- Type: Semi-automatic rifle
- Place of origin: Philippines

Production history
- Designed: 1987
- Manufacturer: Ruko Products
- Variants: AK22F

Specifications
- Mass: 7 lb (3.2 kg) (unloaded)
- Length: 36 in (910 mm)
- Barrel length: 18.25 in (464 mm)
- Height: 8 in (200 mm)
- Caliber: .22 LR
- Feed system: 10, 15, or 30 round box magazine
- Sights: Post front sight, open U-notch fully-adjustable rear

= Armscor AK22 =

The Armscor AK22 is a semi-automatic .22 LR Kalashnikov rifle designed in 1987 by Ruko Products (later KBI), and sold by Armscor (Arms Corporation of the Philippines). Sales of the AK22 and other .22 LR Armscor rifles were "very strong in the local market", due to a relaxation of gun laws, after the end of martial law under Ferdinand Marcos in 1986.

== Design ==
In order to save costs, the AK22's design is based on the Model 20, a previous .22 LR design by Armscor. The AK22 uses a clamshell which holds the receiver and trigger housing together. The clamshell design increases the weight of the weapon, and requires the usage of a screwdriver in order to be field stripped. The stock, forend and foregrip are all made out of mahogany, which further increased its weight, and made the rifle disproportional, with some gunsmiths choosing to cut them down.
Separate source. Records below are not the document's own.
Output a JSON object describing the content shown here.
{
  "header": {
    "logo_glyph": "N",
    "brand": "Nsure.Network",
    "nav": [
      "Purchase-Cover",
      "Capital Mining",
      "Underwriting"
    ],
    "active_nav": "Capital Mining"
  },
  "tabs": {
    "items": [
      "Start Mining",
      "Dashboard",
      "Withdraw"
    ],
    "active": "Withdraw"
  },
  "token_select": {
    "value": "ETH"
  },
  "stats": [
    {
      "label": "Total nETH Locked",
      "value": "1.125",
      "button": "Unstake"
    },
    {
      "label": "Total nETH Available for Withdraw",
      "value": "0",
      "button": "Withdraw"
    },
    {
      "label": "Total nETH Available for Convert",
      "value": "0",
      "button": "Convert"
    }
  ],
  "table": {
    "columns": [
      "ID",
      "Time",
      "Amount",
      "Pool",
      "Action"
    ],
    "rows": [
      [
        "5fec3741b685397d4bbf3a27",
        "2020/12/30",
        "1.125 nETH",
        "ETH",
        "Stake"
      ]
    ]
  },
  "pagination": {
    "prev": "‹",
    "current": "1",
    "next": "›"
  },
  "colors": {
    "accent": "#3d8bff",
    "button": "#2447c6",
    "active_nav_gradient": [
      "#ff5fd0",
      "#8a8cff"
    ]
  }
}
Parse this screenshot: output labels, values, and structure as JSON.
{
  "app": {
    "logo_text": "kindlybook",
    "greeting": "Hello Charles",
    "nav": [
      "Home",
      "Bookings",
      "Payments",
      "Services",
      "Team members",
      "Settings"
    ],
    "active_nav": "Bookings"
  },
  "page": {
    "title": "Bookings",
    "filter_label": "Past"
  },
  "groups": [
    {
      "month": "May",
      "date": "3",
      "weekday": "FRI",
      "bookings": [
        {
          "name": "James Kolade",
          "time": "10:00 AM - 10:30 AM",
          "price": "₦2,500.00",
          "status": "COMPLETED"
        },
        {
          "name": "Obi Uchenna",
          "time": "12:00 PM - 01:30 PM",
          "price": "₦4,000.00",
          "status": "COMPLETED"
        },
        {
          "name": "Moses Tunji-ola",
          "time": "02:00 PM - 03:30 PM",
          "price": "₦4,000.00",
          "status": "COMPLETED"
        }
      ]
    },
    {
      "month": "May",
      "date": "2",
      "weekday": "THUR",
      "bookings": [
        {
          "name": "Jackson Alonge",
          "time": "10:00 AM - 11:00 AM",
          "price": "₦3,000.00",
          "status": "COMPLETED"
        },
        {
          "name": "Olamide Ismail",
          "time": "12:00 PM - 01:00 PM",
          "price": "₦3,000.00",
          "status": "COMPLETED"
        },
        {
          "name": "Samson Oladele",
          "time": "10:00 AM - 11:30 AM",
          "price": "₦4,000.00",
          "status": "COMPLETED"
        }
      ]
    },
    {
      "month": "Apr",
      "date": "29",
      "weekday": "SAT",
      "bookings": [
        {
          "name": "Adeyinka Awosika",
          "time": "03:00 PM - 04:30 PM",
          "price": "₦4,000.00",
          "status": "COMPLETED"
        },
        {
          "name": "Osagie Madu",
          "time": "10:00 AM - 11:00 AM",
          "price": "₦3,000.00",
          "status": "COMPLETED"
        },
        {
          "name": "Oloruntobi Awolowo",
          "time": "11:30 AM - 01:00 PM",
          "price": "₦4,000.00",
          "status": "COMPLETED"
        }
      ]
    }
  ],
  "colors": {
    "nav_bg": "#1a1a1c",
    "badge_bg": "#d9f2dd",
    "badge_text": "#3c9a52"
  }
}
It has a 4–6 lb trigger pull.

===Variants===
The AK22F, a variant with a folding stock modeled after the one on the FAL PARA, was also produced to compete with Kalashnikov clones from other countries such as Italy, France, and Germany. It was discontinued in 1995.

Magazines for the AK22 are compatible with other Armscor designs, such as the Armscor M16 22 and IMI Galil-22. 10-, 15-, and 30-round magazines were made, with the 15-round magazine being discontinued some time before 2015.